Syahdan, karena kebutuhan gelatin Indonesia sepenuhnya impor, AHFS mengajukan izin sertifikasinya ke MUI. Pada 3-8 Juli 2012, Lotfi dan Ali Chawk, Direktur Divisi Makanan AHFS, terbang ke Jakarta menemui Lukmanul Hakim membicarakan proposal halal untuk kulit sapi, sebagai limbah pejagalan. Permintaan keduanya terekam dalam surat elektronik yang dikirim Ali kepada Lukman pada 18 Juli 2012. Dalam balasannya, Lukman menerima proposal itu dengan catatan keduanya harus memastikan pemotongan sapi yang halal dan nonhalal betul-betul terpisah.

Karena mendapat lisensi MUI dan direkomendasikan Hendra Utama dalam auditnya, Gelita pun mengajukan label halal untuk gelatin kepada AHFS. Negosiasi itu tak mulus. Josh Hamelaar menggambarkan hubungan dengan AHFS sebagai "kekacauan" yang berujung proposal halalnya ditolak. "Akhirnya kami mengajukan sertifikat itu langsung ke MUI," katanya. Lukman setuju terhadap permintaan itu, lalu menerbitkan sertifikat halal bagi Gelita pada 7 November 2012, yang berlaku selama dua tahun.

Lotfi enggan mengomentari konfliknya dengan Gelita. Ia bungkam ketika Tempo menemuinya di kantor AHFS. Ali Chawk sama saja. Ia menolak berkomentar ketika ditanya soal audit Hendra dan sertifikat halal Gelita. "Kami tak punya urusan lagi dengan mereka," katanya.
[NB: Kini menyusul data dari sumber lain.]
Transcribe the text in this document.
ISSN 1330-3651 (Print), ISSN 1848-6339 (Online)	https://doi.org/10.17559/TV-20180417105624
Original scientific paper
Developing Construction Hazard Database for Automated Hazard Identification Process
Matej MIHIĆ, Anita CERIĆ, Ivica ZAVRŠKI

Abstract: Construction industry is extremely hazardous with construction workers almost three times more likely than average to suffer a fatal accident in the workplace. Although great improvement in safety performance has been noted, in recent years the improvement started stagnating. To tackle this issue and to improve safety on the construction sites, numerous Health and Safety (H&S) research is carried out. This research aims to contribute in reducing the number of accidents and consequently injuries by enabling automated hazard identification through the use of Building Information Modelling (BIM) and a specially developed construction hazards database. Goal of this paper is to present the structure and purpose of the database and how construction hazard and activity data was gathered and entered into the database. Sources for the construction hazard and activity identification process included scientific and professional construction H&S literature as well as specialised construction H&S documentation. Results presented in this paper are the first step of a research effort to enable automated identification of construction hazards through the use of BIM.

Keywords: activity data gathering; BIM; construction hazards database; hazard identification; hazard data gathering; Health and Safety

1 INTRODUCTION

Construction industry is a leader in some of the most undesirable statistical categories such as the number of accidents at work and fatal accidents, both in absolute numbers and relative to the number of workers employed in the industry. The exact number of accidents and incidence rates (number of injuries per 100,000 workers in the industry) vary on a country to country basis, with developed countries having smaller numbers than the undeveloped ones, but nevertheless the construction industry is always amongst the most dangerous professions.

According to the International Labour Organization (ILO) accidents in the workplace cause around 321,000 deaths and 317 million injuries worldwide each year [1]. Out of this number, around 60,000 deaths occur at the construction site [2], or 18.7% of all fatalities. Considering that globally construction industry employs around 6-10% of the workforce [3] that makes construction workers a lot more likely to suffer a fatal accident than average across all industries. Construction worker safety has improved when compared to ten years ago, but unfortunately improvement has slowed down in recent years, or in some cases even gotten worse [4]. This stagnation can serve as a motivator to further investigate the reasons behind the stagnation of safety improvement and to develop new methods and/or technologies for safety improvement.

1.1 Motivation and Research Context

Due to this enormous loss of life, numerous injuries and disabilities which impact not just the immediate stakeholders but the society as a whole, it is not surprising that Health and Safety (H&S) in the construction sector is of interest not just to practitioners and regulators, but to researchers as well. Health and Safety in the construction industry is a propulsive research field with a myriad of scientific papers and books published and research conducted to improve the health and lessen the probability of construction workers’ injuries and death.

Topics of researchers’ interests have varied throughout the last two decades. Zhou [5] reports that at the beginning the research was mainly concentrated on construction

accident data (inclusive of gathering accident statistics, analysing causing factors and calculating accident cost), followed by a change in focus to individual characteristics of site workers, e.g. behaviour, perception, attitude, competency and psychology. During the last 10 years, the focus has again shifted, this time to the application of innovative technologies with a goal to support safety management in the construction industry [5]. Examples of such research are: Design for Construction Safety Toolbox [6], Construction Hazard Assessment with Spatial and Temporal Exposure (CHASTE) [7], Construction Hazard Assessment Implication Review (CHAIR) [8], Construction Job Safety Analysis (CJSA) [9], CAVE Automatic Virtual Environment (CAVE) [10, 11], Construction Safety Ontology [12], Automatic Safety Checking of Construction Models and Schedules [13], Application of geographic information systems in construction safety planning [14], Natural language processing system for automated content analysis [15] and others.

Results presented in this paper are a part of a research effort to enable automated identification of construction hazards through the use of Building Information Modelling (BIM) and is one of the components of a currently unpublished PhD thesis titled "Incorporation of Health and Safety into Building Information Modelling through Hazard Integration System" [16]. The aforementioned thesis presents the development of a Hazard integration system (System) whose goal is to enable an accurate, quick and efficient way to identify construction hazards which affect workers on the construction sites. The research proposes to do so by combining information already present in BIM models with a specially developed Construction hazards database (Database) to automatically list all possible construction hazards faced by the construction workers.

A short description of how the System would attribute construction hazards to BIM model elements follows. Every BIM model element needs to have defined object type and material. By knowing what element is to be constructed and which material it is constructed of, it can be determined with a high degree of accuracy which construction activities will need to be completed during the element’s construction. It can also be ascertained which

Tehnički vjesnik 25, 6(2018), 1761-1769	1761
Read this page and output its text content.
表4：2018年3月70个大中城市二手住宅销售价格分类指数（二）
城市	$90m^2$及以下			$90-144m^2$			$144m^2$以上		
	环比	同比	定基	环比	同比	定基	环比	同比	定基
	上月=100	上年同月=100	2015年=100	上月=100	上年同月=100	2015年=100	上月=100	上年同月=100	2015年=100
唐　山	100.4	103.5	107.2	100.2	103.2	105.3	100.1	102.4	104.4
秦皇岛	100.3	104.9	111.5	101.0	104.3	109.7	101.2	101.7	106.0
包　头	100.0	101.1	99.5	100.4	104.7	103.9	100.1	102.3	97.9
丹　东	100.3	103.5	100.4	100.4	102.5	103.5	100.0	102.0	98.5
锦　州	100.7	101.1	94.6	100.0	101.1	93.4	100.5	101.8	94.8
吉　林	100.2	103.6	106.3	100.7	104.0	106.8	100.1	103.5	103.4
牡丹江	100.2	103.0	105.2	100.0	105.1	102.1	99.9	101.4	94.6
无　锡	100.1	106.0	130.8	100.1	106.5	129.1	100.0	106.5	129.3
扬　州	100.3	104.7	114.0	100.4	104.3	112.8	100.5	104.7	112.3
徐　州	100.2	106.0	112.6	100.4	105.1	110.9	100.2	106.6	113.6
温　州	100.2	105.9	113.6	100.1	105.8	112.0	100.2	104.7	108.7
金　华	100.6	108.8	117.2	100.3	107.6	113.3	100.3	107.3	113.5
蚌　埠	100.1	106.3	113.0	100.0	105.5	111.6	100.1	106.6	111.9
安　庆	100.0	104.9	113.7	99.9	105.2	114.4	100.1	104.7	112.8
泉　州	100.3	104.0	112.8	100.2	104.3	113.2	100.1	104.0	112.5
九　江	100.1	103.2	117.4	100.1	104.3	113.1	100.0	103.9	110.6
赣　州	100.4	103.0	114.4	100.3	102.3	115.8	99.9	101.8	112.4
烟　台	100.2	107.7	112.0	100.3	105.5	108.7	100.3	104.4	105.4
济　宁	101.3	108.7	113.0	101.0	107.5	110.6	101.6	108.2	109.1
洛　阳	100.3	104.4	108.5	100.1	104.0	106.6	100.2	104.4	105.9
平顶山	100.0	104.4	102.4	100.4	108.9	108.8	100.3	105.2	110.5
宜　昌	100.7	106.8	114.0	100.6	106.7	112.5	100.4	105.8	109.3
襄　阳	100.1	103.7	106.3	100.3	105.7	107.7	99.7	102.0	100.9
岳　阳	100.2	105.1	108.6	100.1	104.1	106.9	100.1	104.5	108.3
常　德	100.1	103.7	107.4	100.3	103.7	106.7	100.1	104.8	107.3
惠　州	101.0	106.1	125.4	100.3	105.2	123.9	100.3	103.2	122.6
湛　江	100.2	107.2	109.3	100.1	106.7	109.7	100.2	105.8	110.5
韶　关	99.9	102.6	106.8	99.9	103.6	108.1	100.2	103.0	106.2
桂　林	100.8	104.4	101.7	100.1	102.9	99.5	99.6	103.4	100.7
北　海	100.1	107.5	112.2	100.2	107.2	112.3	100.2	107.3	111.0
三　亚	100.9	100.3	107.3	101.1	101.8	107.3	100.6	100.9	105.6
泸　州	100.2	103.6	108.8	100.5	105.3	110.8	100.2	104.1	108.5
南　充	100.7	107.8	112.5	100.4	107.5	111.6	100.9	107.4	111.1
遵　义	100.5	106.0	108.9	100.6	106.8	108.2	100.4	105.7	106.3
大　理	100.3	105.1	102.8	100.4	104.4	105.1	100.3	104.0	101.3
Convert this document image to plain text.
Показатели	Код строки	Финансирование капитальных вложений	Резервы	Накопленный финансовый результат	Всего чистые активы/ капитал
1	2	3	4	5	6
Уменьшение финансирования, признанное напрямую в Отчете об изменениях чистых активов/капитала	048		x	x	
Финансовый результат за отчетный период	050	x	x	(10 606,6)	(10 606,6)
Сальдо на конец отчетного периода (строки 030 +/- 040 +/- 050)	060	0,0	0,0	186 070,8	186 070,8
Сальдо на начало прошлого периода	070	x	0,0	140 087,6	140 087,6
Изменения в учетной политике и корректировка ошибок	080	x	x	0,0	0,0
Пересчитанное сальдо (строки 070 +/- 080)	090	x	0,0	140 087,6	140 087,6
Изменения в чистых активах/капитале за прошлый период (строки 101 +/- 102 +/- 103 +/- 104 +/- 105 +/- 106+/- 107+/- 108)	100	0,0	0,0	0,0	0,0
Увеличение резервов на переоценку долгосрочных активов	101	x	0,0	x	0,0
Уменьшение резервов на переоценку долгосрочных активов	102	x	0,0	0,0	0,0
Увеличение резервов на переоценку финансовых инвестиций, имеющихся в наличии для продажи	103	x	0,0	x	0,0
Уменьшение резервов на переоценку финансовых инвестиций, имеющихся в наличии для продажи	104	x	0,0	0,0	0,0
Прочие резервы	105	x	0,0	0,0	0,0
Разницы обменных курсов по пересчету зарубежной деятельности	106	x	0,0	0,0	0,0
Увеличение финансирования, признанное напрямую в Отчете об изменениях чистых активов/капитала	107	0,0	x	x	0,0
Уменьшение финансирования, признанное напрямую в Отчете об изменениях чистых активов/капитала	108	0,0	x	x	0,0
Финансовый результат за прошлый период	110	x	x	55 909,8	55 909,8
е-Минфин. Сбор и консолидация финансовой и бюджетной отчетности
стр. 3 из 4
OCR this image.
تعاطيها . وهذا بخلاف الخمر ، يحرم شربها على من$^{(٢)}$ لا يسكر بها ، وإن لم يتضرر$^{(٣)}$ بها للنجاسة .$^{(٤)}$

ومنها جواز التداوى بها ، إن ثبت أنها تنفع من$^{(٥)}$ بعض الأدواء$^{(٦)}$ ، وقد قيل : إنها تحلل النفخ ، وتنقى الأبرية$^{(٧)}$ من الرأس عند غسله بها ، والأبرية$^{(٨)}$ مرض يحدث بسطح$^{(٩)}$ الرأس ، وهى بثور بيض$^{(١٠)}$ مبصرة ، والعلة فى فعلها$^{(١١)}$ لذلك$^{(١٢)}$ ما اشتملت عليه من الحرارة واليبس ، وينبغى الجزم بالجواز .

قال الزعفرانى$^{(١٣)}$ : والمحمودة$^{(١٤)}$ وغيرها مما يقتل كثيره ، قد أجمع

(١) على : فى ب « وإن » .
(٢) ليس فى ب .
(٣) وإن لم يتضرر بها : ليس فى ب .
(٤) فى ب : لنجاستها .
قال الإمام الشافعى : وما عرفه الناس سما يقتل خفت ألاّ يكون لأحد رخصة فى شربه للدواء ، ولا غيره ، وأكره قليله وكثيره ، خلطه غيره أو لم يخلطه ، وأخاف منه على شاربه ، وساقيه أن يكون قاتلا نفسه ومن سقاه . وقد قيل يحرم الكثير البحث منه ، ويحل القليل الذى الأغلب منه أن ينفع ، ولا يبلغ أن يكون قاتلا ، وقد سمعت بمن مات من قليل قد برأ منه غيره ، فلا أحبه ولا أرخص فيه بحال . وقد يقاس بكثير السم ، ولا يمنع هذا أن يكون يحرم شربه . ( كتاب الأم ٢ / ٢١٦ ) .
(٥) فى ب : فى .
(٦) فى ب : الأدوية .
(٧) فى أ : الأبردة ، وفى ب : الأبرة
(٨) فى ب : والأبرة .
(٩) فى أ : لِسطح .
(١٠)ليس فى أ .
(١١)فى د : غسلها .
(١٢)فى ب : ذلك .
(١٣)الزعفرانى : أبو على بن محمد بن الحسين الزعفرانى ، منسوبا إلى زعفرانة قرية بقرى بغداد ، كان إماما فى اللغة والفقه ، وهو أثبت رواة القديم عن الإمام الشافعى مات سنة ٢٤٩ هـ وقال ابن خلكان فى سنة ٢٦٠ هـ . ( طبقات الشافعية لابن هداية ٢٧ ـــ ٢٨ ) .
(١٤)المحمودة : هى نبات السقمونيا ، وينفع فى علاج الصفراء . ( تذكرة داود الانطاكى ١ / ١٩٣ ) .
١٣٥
Kepada Imran Musa dari Ark Corporation, konsultan halal dari Singapura, Lotfi blak-blakan membuka skandal halal MUI di Australia. Mereka bertemu di Hotel ­Rydges Bell City, Melbourne, pada 1 Oktober 2013. Lotfi ditemani Ali Chawk, sementara Imran mengajak Syahrudi Muhammad Idji dari Dewan Dakwah Indonesia cabang Tangerang, Banten, yang bertemu tak sengaja di hotel itu. Dalam rekaman percakapan mereka, Lotfi menyebutkan sertifikasi Gelita "sebuah skandal".

Ia memastikan auditor yang berkunjung ke Teys dan JBS itu adalah Hendra Utama. Kepada Imran, Lotfi menjelaskan alasan menolak memberikan sertifikat halal bagi Gelita karena ada surat Michael Johnston dan pernyataan terbuka Duncan Downie bahwa pemotongan sapi di pejagalan mereka tak halal. "Hasil audit MUI itu juga menyatakan pemotongan di JBS dan Teys tak halal," katanya.

l l l

Permainan lain dalam sertifikasi halal terentang jauh ke Chicago. Tersebutlah Islamic Food and Nutrition Council of America (IFANCA) yang berkantor di pinggiran "kota bawang" Amerika Serikat itu. Ini lembaga sertifikasi halal yang diakui MUI sejak 1991 untuk melayani label halal produsen makanan, minuman, obat, dan kosmetik di benua tersebut.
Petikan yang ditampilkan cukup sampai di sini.